7th Card

304 52 39
                                    

Kehidupan selalu punya cara sendiri untuk memberimu kejutan. Entah melalui pertemuan atau bahkan kehilangan. Tidak ada yang bisa dilakukan untuk mempersiapkan diri, karena jika bisa, akan banyak peristiwa yang batal terjadi. Akan banyak kejutan yang tak memiliki arti.

“Maka tidak perlu berterima kasih, mari kita pertahankan bersama. Pernikahan ini dan juga bayi kita.”

Jihye menatap Hoseok dalam. Mencari kesungguhan dari pandangan laki-laki di hadapannya. Dalam kepalanya muncul pertanyaan-pertanyaan seperti, apakah Hoseok yakin dengan tawarannya? Apakah Hoseok mengatakan ini bukan karena tertekan? Apakah menerima tawaran Hoseok adalah langkah yang benar?

Belum sempat Jihye mendapat jawaban dari pertanyaan-pertanyaan yang menganggu pikirannya, Hoseok menariknya dalam dekapan. Menghapus semua ragu yang Jihye rasakan. Mengosongkan pikirannya. Sejenak perempuan itu menegang, sedikit waspada. Namun, tidak ada hal lain yang dilakukan Hoseok. Mungkin laki-laki itu hanya berusaha menenangkan istrinya.

“Percayalah padaku,” bisik Hoseok yakin. “Aku minta maaf.”

Tidak ada jawaban dari Jihye. Dia hanya diam, membiarkan Hoseok memeluknya walau tidak terlalu erat. Hari ini semuanya terlalu penuh dengan kejutan. Kehamilannya dan sikap Hoseok sekarang ini, bukankah terlalu tiba-tiba?

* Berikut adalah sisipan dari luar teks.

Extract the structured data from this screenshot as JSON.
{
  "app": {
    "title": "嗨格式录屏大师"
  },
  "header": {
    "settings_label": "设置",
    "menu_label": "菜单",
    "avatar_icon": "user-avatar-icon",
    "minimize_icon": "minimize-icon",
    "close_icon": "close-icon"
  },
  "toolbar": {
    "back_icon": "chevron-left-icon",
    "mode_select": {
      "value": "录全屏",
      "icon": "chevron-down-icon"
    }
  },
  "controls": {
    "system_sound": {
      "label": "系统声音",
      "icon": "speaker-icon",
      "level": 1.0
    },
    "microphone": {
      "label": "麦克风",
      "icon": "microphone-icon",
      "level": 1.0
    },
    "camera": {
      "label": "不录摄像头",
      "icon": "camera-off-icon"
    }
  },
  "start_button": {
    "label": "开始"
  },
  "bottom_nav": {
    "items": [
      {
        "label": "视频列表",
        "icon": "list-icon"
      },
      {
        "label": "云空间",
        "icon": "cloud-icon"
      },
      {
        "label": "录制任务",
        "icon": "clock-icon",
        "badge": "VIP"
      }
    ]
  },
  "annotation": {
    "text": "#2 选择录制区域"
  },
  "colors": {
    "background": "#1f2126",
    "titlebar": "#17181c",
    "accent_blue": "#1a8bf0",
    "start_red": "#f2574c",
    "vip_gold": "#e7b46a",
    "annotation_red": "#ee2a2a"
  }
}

Nyatanya, Hoseok sendiri yang saat ini tidak percaya pada dirinya. Mengingat kejadian kemarin, dia mulai memikirkan keputusan tentang mempertahankan pernikahan. Kedengarannya memang tidak ada yang salah, tapi Hoseok tidak begitu yakin.

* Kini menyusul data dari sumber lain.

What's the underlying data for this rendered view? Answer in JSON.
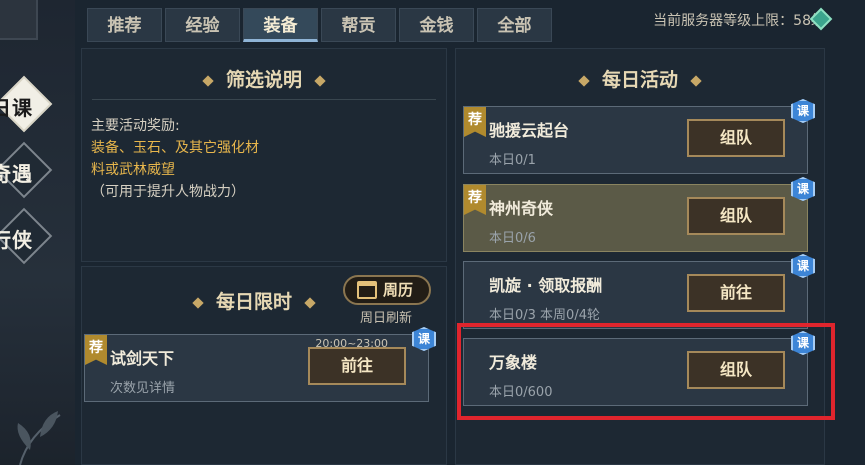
{
  "side_nav": [
    {
      "label": "日课",
      "active": true
    },
    {
      "label": "奇遇",
      "active": false
    },
    {
      "label": "行侠",
      "active": false
    }
  ],
  "tabs": [
    {
      "label": "推荐",
      "active": false
    },
    {
      "label": "经验",
      "active": false
    },
    {
      "label": "装备",
      "active": true
    },
    {
      "label": "帮贡",
      "active": false
    },
    {
      "label": "金钱",
      "active": false
    },
    {
      "label": "全部",
      "active": false
    }
  ],
  "server_info": "当前服务器等级上限：58级",
  "filter": {
    "title": "筛选说明",
    "line1": "主要活动奖励:",
    "line2": "装备、玉石、及其它强化材",
    "line3": "料或武林威望",
    "line4": "（可用于提升人物战力）"
  },
  "limited": {
    "title": "每日限时",
    "calendar_label": "周历",
    "calendar_sub": "周日刷新",
    "items": [
      {
        "tag": "荐",
        "name": "试剑天下",
        "sub": "次数见详情",
        "time": "20:00~23:00",
        "button": "前往",
        "badge": "课"
      }
    ]
  },
  "daily": {
    "title": "每日活动",
    "items": [
      {
        "tag": "荐",
        "name": "驰援云起台",
        "sub": "本日0/1",
        "button": "组队",
        "badge": "课"
      },
      {
        "tag": "荐",
        "name": "神州奇侠",
        "sub": "本日0/6",
        "button": "组队",
        "badge": "课"
      },
      {
        "name": "凯旋 · 领取报酬",
        "sub": "本日0/3  本周0/4轮",
        "button": "前往",
        "badge": "课"
      },
      {
        "name": "万象楼",
        "sub": "本日0/600",
        "button": "组队",
        "badge": "课"
      }
    ]
  },
  "colors": {
    "accent_gold": "#e7b64c",
    "highlight_red": "#e0252d",
    "badge_blue": "#3d85d6"
  }
}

Ini bukan lagi tentang perjanjian antara dia dan ayahnya, tapi lebih serius dari itu. Komitmen? Mungkin. Hal yang tidak bisa diputuskan dengan terburu. Pernikahannya dengan Jihye yang tidak pernah menjadi keinginan murni dari keduanya. Apakah ini akan berhasil? Atau malah menarik kemungkinan yang lebih buruk untuk hidupnya?

Apakah … jika Hana yang menjadi pasangannya Hoseok akan sebimbang ini?

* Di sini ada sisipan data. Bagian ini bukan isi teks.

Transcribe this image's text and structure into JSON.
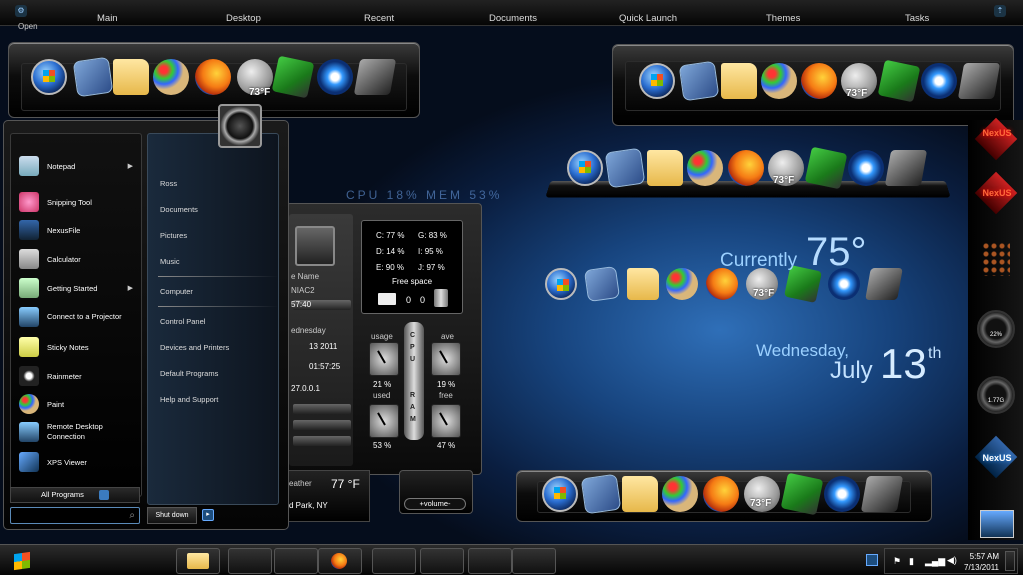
{
  "top_menu": {
    "items": [
      "Main",
      "Desktop",
      "Recent",
      "Documents",
      "Quick Launch",
      "Themes",
      "Tasks"
    ],
    "open_label": "Open"
  },
  "dock": {
    "weather_temp": "73°F",
    "icons": [
      "windows-orb-icon",
      "dlgfo-icon",
      "folder-icon",
      "paint-palette-icon",
      "firefox-icon",
      "moon-weather-icon",
      "tweak-icon",
      "rocketdock-icon",
      "cube-icon"
    ]
  },
  "start_menu": {
    "programs": [
      {
        "label": "Notepad",
        "has_submenu": true
      },
      {
        "label": "Snipping Tool",
        "has_submenu": false
      },
      {
        "label": "NexusFile",
        "has_submenu": false
      },
      {
        "label": "Calculator",
        "has_submenu": false
      },
      {
        "label": "Getting Started",
        "has_submenu": true
      },
      {
        "label": "Connect to a Projector",
        "has_submenu": false
      },
      {
        "label": "Sticky Notes",
        "has_submenu": false
      },
      {
        "label": "Rainmeter",
        "has_submenu": false
      },
      {
        "label": "Paint",
        "has_submenu": false
      },
      {
        "label": "Remote Desktop Connection",
        "has_submenu": false
      },
      {
        "label": "XPS Viewer",
        "has_submenu": false
      }
    ],
    "right_links": [
      "Ross",
      "Documents",
      "Pictures",
      "Music",
      "Computer",
      "Control Panel",
      "Devices and Printers",
      "Default Programs",
      "Help and Support"
    ],
    "all_programs": "All Programs",
    "shut_down": "Shut down",
    "submenu_arrow": "▶"
  },
  "sysmon": {
    "name_label": "e Name",
    "machine": "NIAC2",
    "uptime_short": "57:40",
    "day": "ednesday",
    "date_short": "13  2011",
    "time_full": "01:57:25",
    "ip": "27.0.0.1",
    "drives": [
      {
        "label": "C:",
        "pct": "77 %"
      },
      {
        "label": "G:",
        "pct": "83 %"
      },
      {
        "label": "D:",
        "pct": "14 %"
      },
      {
        "label": "I:",
        "pct": "95 %"
      },
      {
        "label": "E:",
        "pct": "90 %"
      },
      {
        "label": "J:",
        "pct": "97 %"
      }
    ],
    "free_space": "Free space",
    "mail_count": "0",
    "trash_count": "0",
    "usage_label": "usage",
    "ave_label": "ave",
    "cpu_used_pct": "21 %",
    "used_label": "used",
    "cpu_free_pct": "19 %",
    "free_label": "free",
    "ram_left_pct": "53 %",
    "ram_right_pct": "47 %",
    "cpu_letters": [
      "C",
      "P",
      "U"
    ],
    "ram_letters": [
      "R",
      "A",
      "M"
    ],
    "weather_label": "eather",
    "weather_temp": "77 °F",
    "weather_location": "d Park, NY",
    "volume": "+volume-"
  },
  "desktop": {
    "cpu_mem": "CPU  18%    MEM  53%",
    "currently_label": "Currently",
    "current_temp": "75°",
    "weekday": "Wednesday,",
    "month": "July",
    "day": "13",
    "day_suffix": "th"
  },
  "sidebar": {
    "nexus_label": "NexUS",
    "gauge_top": "22%",
    "gauge_bottom": "1.77G"
  },
  "taskbar": {
    "time": "5:57 AM",
    "date": "7/13/2011"
  },
  "colors": {
    "accent_blue": "#3b7bbf",
    "text_glow": "#9bd0ff"
  }
}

Sialan! Bahkan perempuan itu sudah mengkhianatinya secara terang-terangan dan Hoseok masih saja sempat memikirkannya.

Hoseok menghirup udara banyak-banyak, sepertinya dia perlu menjernihkan pikiran. Pria itu bangkit dari kursinya dan berjalan masuk ke dapur restoran. Jam makan siang sudah lama berlalu, dapur tidak begitu sibuk. Taehyung adalah orang pertama yang menyadari kedatangan Hoseok. Pemuda itu menyapa dengan senyum kotaknya.

“Bos! Ada sesuatu yang kau butuhkan?” sapa Taehyung ramah, dari balik bahunya Hoseok bisa melihat Seokjin yang tengah sibuk menumis sesuatu.

“Tolong buatkan aku kopi dan antar ke ruanganku,” kata Hoseok singkat, sebelum kembali pergi.

Namun, bukannya Taehyung yang datang mengantar kopi. Sosok Seokjin yang tampan―setidaknya begitu kata para pelanggan remaja, menyapa dengan secangkir kopi pekat dengan asap yang masih mengepul.

“Seseorang kembali punya masalah?” tanya Seokjin, meletakkan cangkir di atas meja, duduk di hadapan Hoseok.

“Setiap orang memang punya masalah masingh-masing kan, Hyung,” balas Hoseok datar seperti biasa. Meraih tatakan cangkir.

“Jadi kali ini apa masalahmu?”

Hoseok tidak menjawab dan memilih menyesap kopinya. Masih panas.

Namun sedetik kemudian, laki-laki itu menatap Seokjin serius. “Menurutmu, Hyung. Apa yang dilakukan seorang pria ketika mengetahui bahwa dia akan menjadi ayah?”

Seokjin mengernyit heran. “Pertanyaan macam apa itu? Tidak ada yang lebih susah?”

“Nanti saja yang lebih susah. Sekarang jawab ini dulu,” ujar Hoseok gemas, tapi malah dihadiahi sentilan pedas oleh Seokjin.